Les arcs de soulagement (segmental relieving arches) sont intégrés dans l'épaisseur du mur derrière le parement. Ils sont dimensionnés pour supporter la charge complète de la maçonnerie sus-jacente sur une hauteur égale à la portée de l'ouverture. La flèche minimale est de 100 mm pour les portées inférieures à 2 mètres.
5.6 Appuis de fenêtre et seuils de porte
Les appuis de fenêtre (tablettes) en pierre naturelle ou en béton préfabriqué doivent dépasser de 30 à 50 mm de chaque côté de la fenêtre. Une goutte d'eau (larmier) est taillée sous l'appui pour empêcher l'eau de ruisseler sur le mur. La pente de l'appui vers l'extérieur est de 5 à 10 degrés.
Les seuils de porte en maçonnerie sont exposés à des charges piétonnières et mécaniques. Ils sont renforcés par des barres d'armature de 10 mm de diamètre espacées de 200 mm. Le mortier utilisé pour les seuils est de type S à haute résistance.
5.7 Techniques d'étanchéité autour des ouvertures
L'étanchéité à l'air et à l'eau autour des ouvertures est critique.
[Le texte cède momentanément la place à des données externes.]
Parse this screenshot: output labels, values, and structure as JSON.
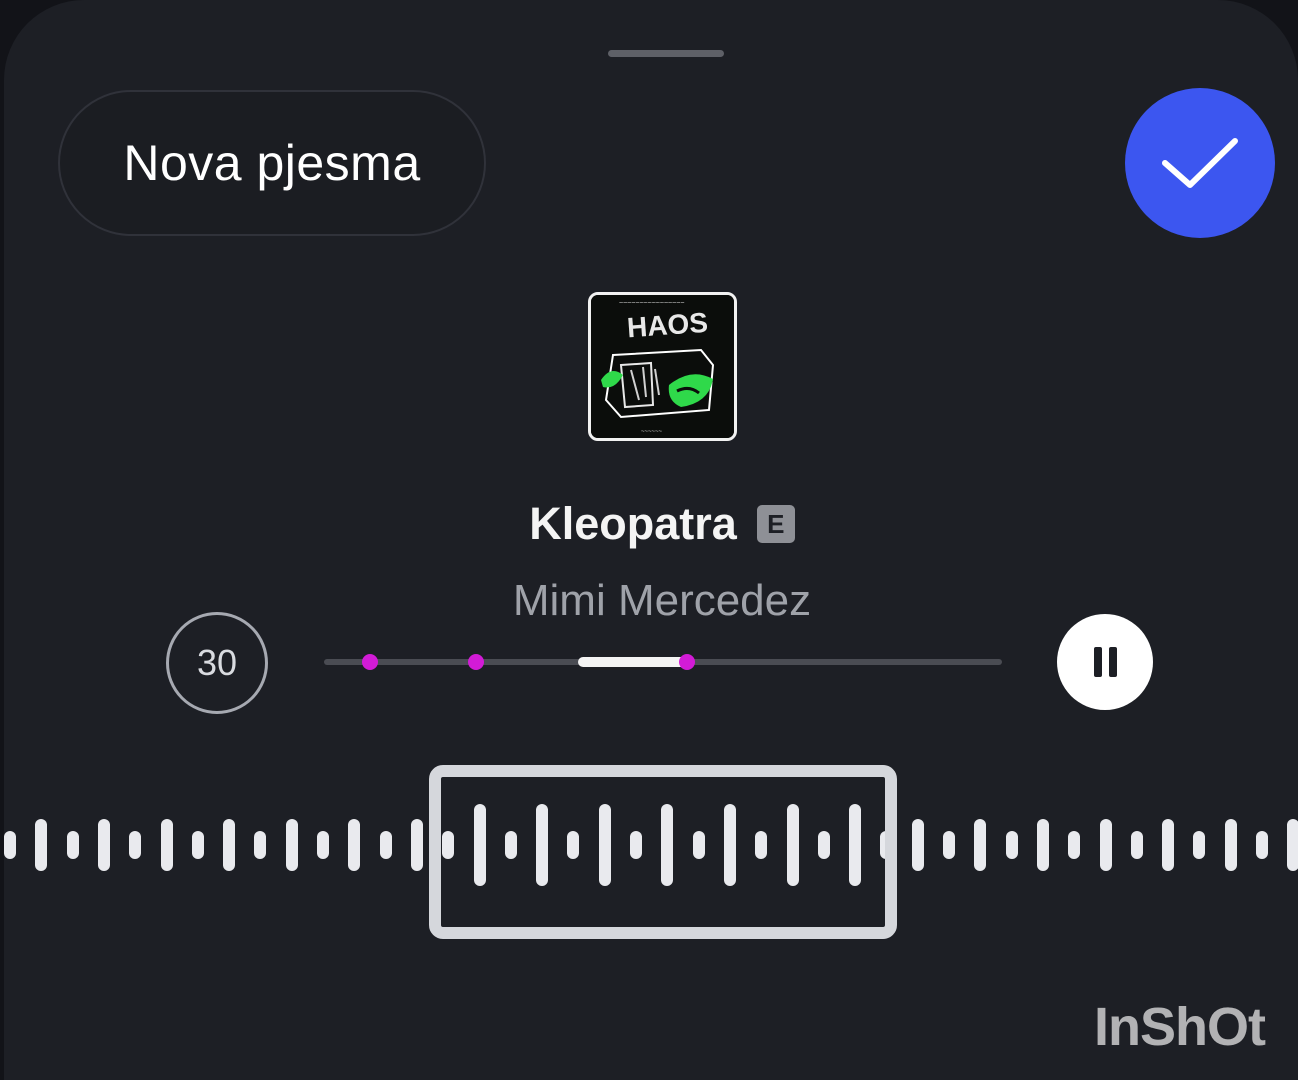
{
  "header": {
    "new_song_label": "Nova pjesma",
    "confirm_icon": "checkmark-icon"
  },
  "track": {
    "title": "Kleopatra",
    "explicit_badge": "E",
    "artist": "Mimi Mercedez",
    "album_art_text": "HAOS"
  },
  "controls": {
    "duration_label": "30",
    "play_state": "paused",
    "pause_icon": "pause-icon"
  },
  "progress": {
    "position_fraction": 0.37
  },
  "watermark": "InShOt",
  "colors": {
    "background": "#1d1f25",
    "accent_blue": "#3c56f0",
    "marker_magenta": "#d21bd6",
    "album_green": "#2fd94a"
  }
}
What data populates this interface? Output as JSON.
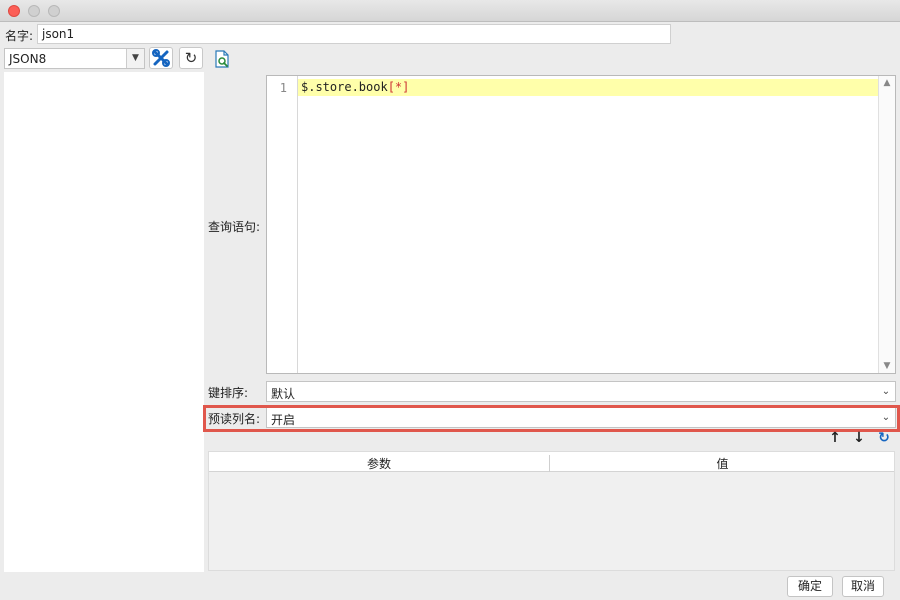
{
  "window": {
    "title": ""
  },
  "name": {
    "label": "名字:",
    "value": "json1"
  },
  "toolbar": {
    "source_selected": "JSON8",
    "tools_icon": "tools-icon",
    "refresh_icon": "refresh-icon",
    "preview_icon": "document-search-icon"
  },
  "query": {
    "label": "查询语句:",
    "line_number": "1",
    "code_text": "$.store.book",
    "code_bracket": "[*]"
  },
  "key_sort": {
    "label": "键排序:",
    "value": "默认"
  },
  "preread": {
    "label": "预读列名:",
    "value": "开启"
  },
  "param_tools": {
    "up_icon": "arrow-up-icon",
    "down_icon": "arrow-down-icon",
    "refresh_icon": "refresh-icon"
  },
  "params_table": {
    "columns": [
      "参数",
      "值"
    ],
    "rows": []
  },
  "buttons": {
    "ok": "确定",
    "cancel": "取消"
  },
  "colors": {
    "highlight": "#e0574c",
    "current_line": "#ffffaa",
    "tool_blue": "#1565c0"
  }
}
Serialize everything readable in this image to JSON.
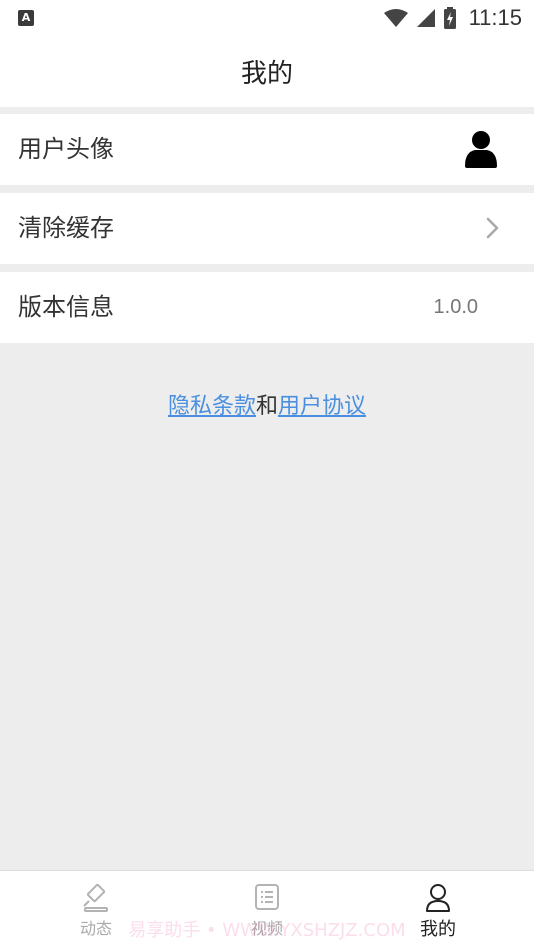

Un ruban d'étanchéité auto-expansif est installé entre le cadre de fenêtre et la maçonnerie. Le mastic de jointoiement (silicone neutre ou polyuréthane) doit avoir une capacité de mouvement de ± 25 % pour absorber les dilatations différentielles.
Les coupe-froid et les solins intégrés assurent la continuité du plan d'étanchéité. Le recouvrement du solin avec le pare-air du mur est d'au moins 100 mm. Les joints de dilatation doivent être prévus autour des grandes ouvertures vitrées.